Lokal gestrandet, global vernetzt?

Umgang mit Vielfalt an den gesellschaftlichen Rändern der postmigrantischen Stadt. Eine vergleichende Untersuchung in München und Leipzig

Foto: Karin Wiest

Mit der internationalen Zuwanderung in deutsche Großstädte wächst dort die Vielfalt transkultureller und transnationaler Lebenswirklichkeiten und Identitäten. Diese Prozesse werden von steigenden Marginalisierungsrisiken eines Teils der Stadtbevölkerung überlagert. Am Beispiel von Leipzig und München untersucht das Projekt, wie die Realitäten einer „postmigrantischen“ Gesellschaft in kommunalpolitischen und medialen Diskursen reflektiert und verhandelt werden. Auch geht es um die Frage, wie Alltag an konkreten Orten der Vielfalt und interkulturellen Begegnung erfahren und ausgehandelt wird und wie auf diese Weise neue urbane Selbstverständlichkeiten produziert werden. Im Fokus stehen Diskrepanzen und Wechselbeziehungen zwischen konkreten urbanen Alltagserfahrungen und den Debatten um Migration, Integration und Marginalität in Städten.

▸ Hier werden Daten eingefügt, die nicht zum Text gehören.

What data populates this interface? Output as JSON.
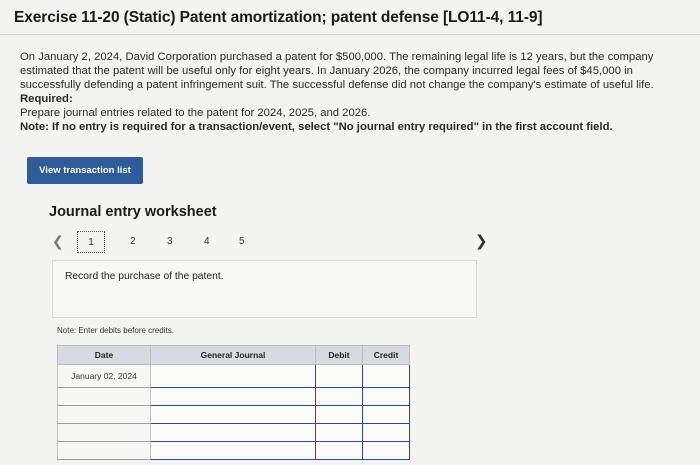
{
  "header": {
    "title": "Exercise 11-20 (Static) Patent amortization; patent defense [LO11-4, 11-9]"
  },
  "problem": {
    "text": "On January 2, 2024, David Corporation purchased a patent for $500,000. The remaining legal life is 12 years, but the company estimated that the patent will be useful only for eight years. In January 2026, the company incurred legal fees of $45,000 in successfully defending a patent infringement suit. The successful defense did not change the company's estimate of useful life.",
    "required_label": "Required:",
    "required_text": "Prepare journal entries related to the patent for 2024, 2025, and 2026.",
    "note_text": "Note: If no entry is required for a transaction/event, select \"No journal entry required\" in the first account field."
  },
  "buttons": {
    "view_transaction_list": "View transaction list"
  },
  "worksheet": {
    "title": "Journal entry worksheet",
    "pages": [
      "1",
      "2",
      "3",
      "4",
      "5"
    ],
    "active_page": "1",
    "prev_icon": "chevron-left-icon",
    "next_icon": "chevron-right-icon",
    "instruction": "Record the purchase of the patent.",
    "note": "Note: Enter debits before credits."
  },
  "journal": {
    "columns": [
      "Date",
      "General Journal",
      "Debit",
      "Credit"
    ],
    "first_date": "January 02, 2024"
  },
  "colors": {
    "button_bg": "#2e5c9a",
    "input_border": "#2d4f86",
    "header_bg": "#d7dbe1"
  }
}
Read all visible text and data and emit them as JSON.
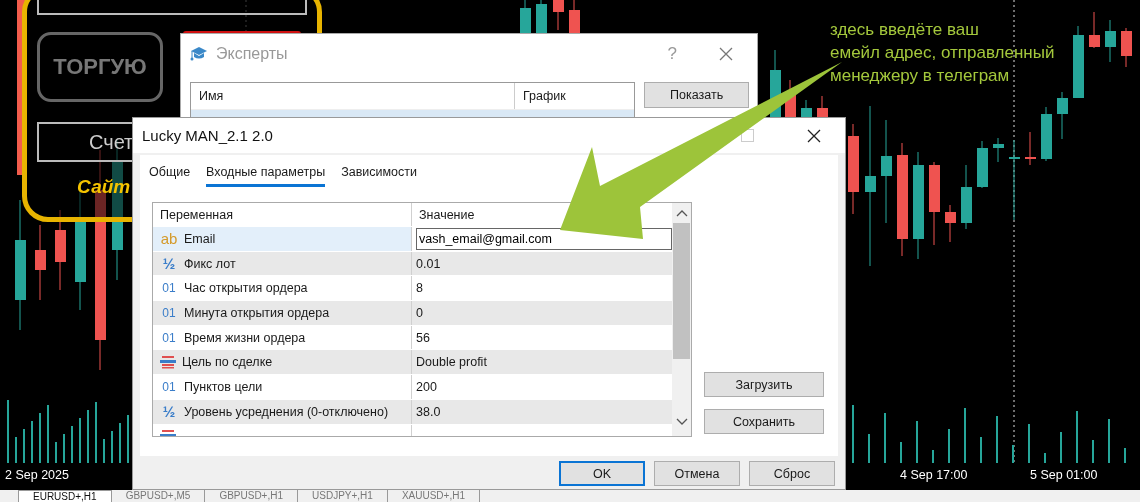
{
  "chart": {
    "time_labels": [
      "2 Sep 2025",
      "4 Sep 17:00",
      "5 Sep 01:00"
    ]
  },
  "overlay_panel": {
    "trade_button": "ТОРГУЮ",
    "account_label": "Счет",
    "site_label": "Сайт"
  },
  "experts_window": {
    "title": "Эксперты",
    "help": "?",
    "columns": [
      "Имя",
      "График"
    ],
    "show_button": "Показать"
  },
  "dialog": {
    "title": "Lucky MAN_2.1 2.0",
    "tabs": [
      {
        "label": "Общие",
        "selected": false
      },
      {
        "label": "Входные параметры",
        "selected": true
      },
      {
        "label": "Зависимости",
        "selected": false
      }
    ],
    "columns": [
      "Переменная",
      "Значение"
    ],
    "rows": [
      {
        "kind": "string",
        "icon": "ab",
        "name": "Email",
        "value": "vash_email@gmail.com",
        "selected": true
      },
      {
        "kind": "double",
        "icon": "½",
        "name": "Фикс лот",
        "value": "0.01",
        "selected": false
      },
      {
        "kind": "int",
        "icon": "01",
        "name": "Час открытия ордера",
        "value": "8",
        "selected": false
      },
      {
        "kind": "int",
        "icon": "01",
        "name": "Минута открытия ордера",
        "value": "0",
        "selected": false
      },
      {
        "kind": "int",
        "icon": "01",
        "name": "Время жизни ордера",
        "value": "56",
        "selected": false
      },
      {
        "kind": "enum",
        "name": "Цель по сделке",
        "value": "Double profit",
        "selected": false
      },
      {
        "kind": "int",
        "icon": "01",
        "name": "Пунктов цели",
        "value": "200",
        "selected": false
      },
      {
        "kind": "double",
        "icon": "½",
        "name": "Уровень усреднения (0-отключено)",
        "value": "38.0",
        "selected": false
      },
      {
        "kind": "enum",
        "selected": false
      }
    ],
    "side_buttons": [
      "Загрузить",
      "Сохранить"
    ],
    "footer_buttons": [
      {
        "label": "OK",
        "default": true
      },
      {
        "label": "Отмена",
        "default": false
      },
      {
        "label": "Сброс",
        "default": false
      }
    ]
  },
  "annotation": {
    "text": "здесь введёте ваш\nемейл адрес, отправленный\nменеджеру в телеграм"
  },
  "symbol_tabs": [
    {
      "label": "EURUSD+,H1",
      "selected": true
    },
    {
      "label": "GBPUSD+,M5",
      "selected": false
    },
    {
      "label": "GBPUSD+,H1",
      "selected": false
    },
    {
      "label": "USDJPY+,H1",
      "selected": false
    },
    {
      "label": "XAUUSD+,H1",
      "selected": false
    }
  ]
}
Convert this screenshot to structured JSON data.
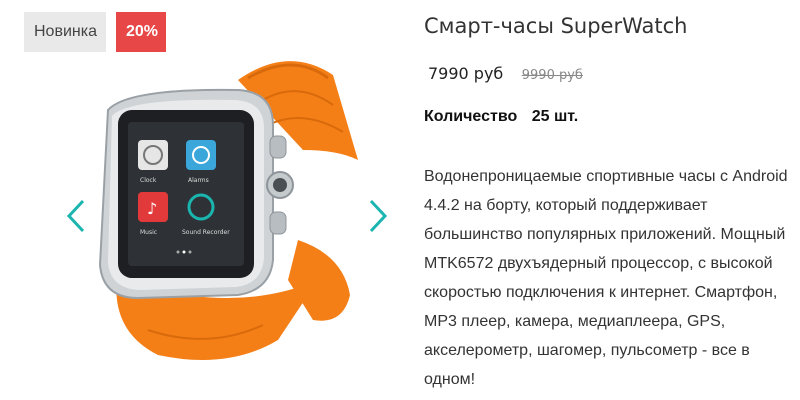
{
  "badges": {
    "new": "Новинка",
    "discount": "20%"
  },
  "product": {
    "title": "Смарт-часы SuperWatch",
    "price": "7990 руб",
    "old_price": "9990 руб",
    "quantity_label": "Количество",
    "quantity_value": "25 шт.",
    "description": "Водонепроницаемые спортивные часы с Android 4.4.2 на борту, который поддерживает большинство популярных приложений. Мощный MTK6572 двухъядерный процессор, с высокой скоростью подключения к интернет. Смартфон, MP3 плеер, камера, медиаплеера, GPS, акселерометр, шагомер, пульсометр - все в одном!"
  },
  "watch_screen": {
    "apps": [
      "Clock",
      "Alarms",
      "Music",
      "Sound Recorder"
    ]
  },
  "colors": {
    "accent": "#1bb5b0",
    "sale": "#e84747",
    "strap": "#f57f17"
  }
}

Von einer vergleichenden Betrachtung von Diskursen und Alltagspraktiken in zwei deutschen Großstädten versprechen sich die Wissenschaftlerinnen Erkenntnisse darüber, wie spezifische gesellschaftspolitische und sozioökonomische Zusammenhänge den Umgang mit urbaner Marginalisierung und Vielfalt beeinflussen. Der vergleichende Untersuchungsansatz ist darauf ausgerichtet, Städte als überregional vernetzte Transiträume zu begreifen.

Ergebnisse/Publikationen

Noch nicht verfügbar

Projekt-Info

Bearbeitung

Karin Wiest, Madlen Pilz, Elisabeth Kirndörfer

Kooperation(en)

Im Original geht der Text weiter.